Il decreto pontificio che inserisce Giuseppe Allamano nel calendario liturgico è come la firma di ratifica della santità del nostro Fondatore, che viene così proposto a modello di vita cristiana, sacerdotale, religiosa, missionaria ed inoltre come protettore.
La motivazione che ha deciso Giovanni Paolo II a proclamarlo Beato, sta nel fatto che l’Allamano ha affermato che ogni Chiesa locale, ogni sacerdote, ogni singolo cristiano deve essere di sua natura missionario.
Ed in ciò Giuseppe Allamano ne è stato un esempio. Sacerdote diocesano è diventato missionario per la Chiesa di tutto il mondo. Rinunziando ad una comoda posizione ed impegnando tutto il suo patrimonio ha fondato due Istituti missionari. “Abbiate a cuore la gente”, diceva l’Allamano e i suoi missionari e missionarie lo hanno ascoltato. Oggi l’Istituto è diffuso in una trentina di Paesi d’Europa, Africa, America e Asia. In poco più di cent’anni conta milioni di conversioni, istituzioni scolastiche a tutti i livelli, opere sanitarie, culturali e di promozione umana e sociale.
In questa occasione, non possiamo riflettere sulla sua vita spirituale e sulla mole di lavoro svolto in diocesi e a favore di enti e congregazioni religiose, ma ci soffermiamo solo sull’aspetto che più ha caratterizzato e segnato la sua vita, costituendo la forza propulsiva di tutta la sua attività: la sua familiarità con la Madonna Consolata. Davanti a Lei, nel suo coretto, passava ore ed ore in preghiera per i suoi missionari ed a Lei affidava ogni suo progetto ed ogni sua preoccupazione.
Insieme al suo fedele collaboratore, Don giacomo Camisassa, è rimasto per ben 46 anni al suo posto di sacerdote diocesano e di rettore del santuario della Consolata. Lo ha restaurato radicalmente con interventi giudicati architettonicamente e finanziariamente “un miracolo”, come replicò l’ingegnere interpellato.
Ma soprattutto l’Allamano fece del suo santuario un centro di irradiazione dello spirito missionario, suscitando vocazioni, preghiere ed aiuti in diocesi e nella Chiesa universale. Espressione del suo amore la fedele recita del rosario. Diceva ai suoi missionari e missionarie: “Prendete amore e stima alla pratica del Rosario.
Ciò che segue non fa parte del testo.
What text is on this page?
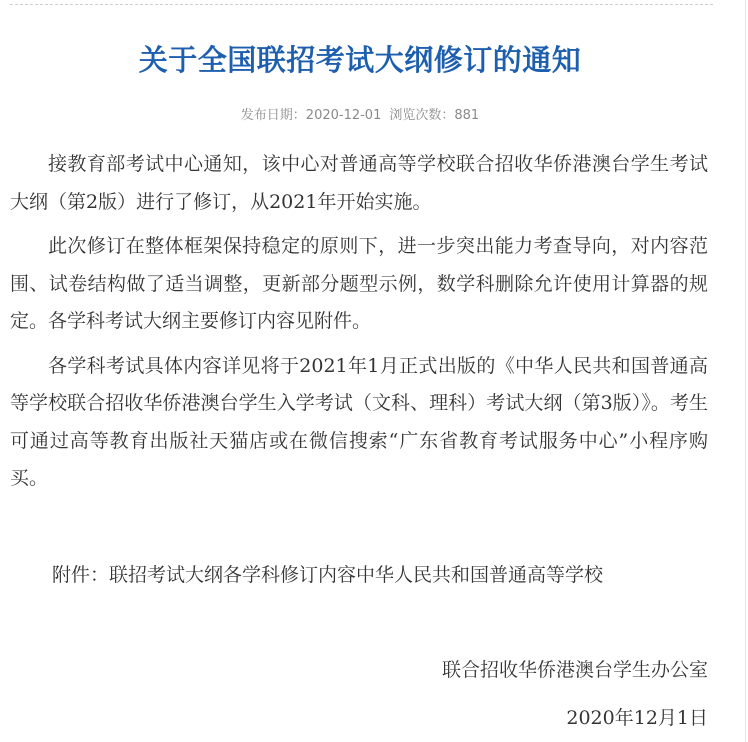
关于全国联招考试大纲修订的通知
发布日期：2020-12-01 浏览次数：881

接教育部考试中心通知，该中心对普通高等学校联合招收华侨港澳台学生考试大纲（第2版）进行了修订，从2021年开始实施。

此次修订在整体框架保持稳定的原则下，进一步突出能力考查导向，对内容范围、试卷结构做了适当调整，更新部分题型示例，数学科删除允许使用计算器的规定。各学科考试大纲主要修订内容见附件。

各学科考试具体内容详见将于2021年1月正式出版的《中华人民共和国普通高等学校联合招收华侨港澳台学生入学考试（文科、理科）考试大纲（第3版）》。考生可通过高等教育出版社天猫店或在微信搜索“广东省教育考试服务中心”小程序购买。

附件：联招考试大纲各学科修订内容中华人民共和国普通高等学校
联合招收华侨港澳台学生办公室
2020年12月1日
Recitatelo bene e volentieri, con attenzione ai misteri contemplati. Ogni buon missionario ritiene il rosario come un dovere di tutti i giorni e non lo tralascia mai”. E per i suoi missionari in visita ai villaggi il rosario era il fedele compagne durante le lunghe carovane ed ancora ora segna il passare dei chilometri in auto. E sul loro esempio il rosario divenne il segno distintivo dei convertiti delle nostre missioni.
Vi è un’altra caratteristica nella santità del nostro beato: la sua viva devozione all’eucaristia. “Vi voglio missionari eucaristici”. Ed egli lo fu in modo eminente.
Il rinnovamento liturgico evidenzia tre dimensioni dell’eucaristia: eucaristia come sacrificio, eucaristia come comunione, eucaristia come presenza continuata. E l’Allamano invitava i suoi missionari ad avere tre grandi amori: la santa Messa, la comunione e Gesù nel tabernacolo.
La santa Messa era per lui il centro della sua giornata. Affermava: “Figuratevi in ogni Messa Gesù si sacrifica per noi; e nella comunione lo prego a stare corporalmente per tutto il giorno nel mio cuore”. E con calore aggiungeva: “Guardando il tabernacolo pensiamo: è là…, è là… è così bello!”.
Due miracoli sono stati la garanzia presentata per il processo di beatificazione ed ora i missionari e le missionarie della consolata aspettano fiduciosi la conferma di un terzo miracolo che permetta al loro fondatore di accedere al terzo grado della scala: Servo di Dio, Beato, Santo.
L’Allamano diceva: “Dal cielo farò, farò”. Ognuno di noi chieda con insistenza, con fiducia un miracolo, ma un miracolo grande che confermato possa permetterci di invocare: S. Giuseppe Allamano, intercedi per noi.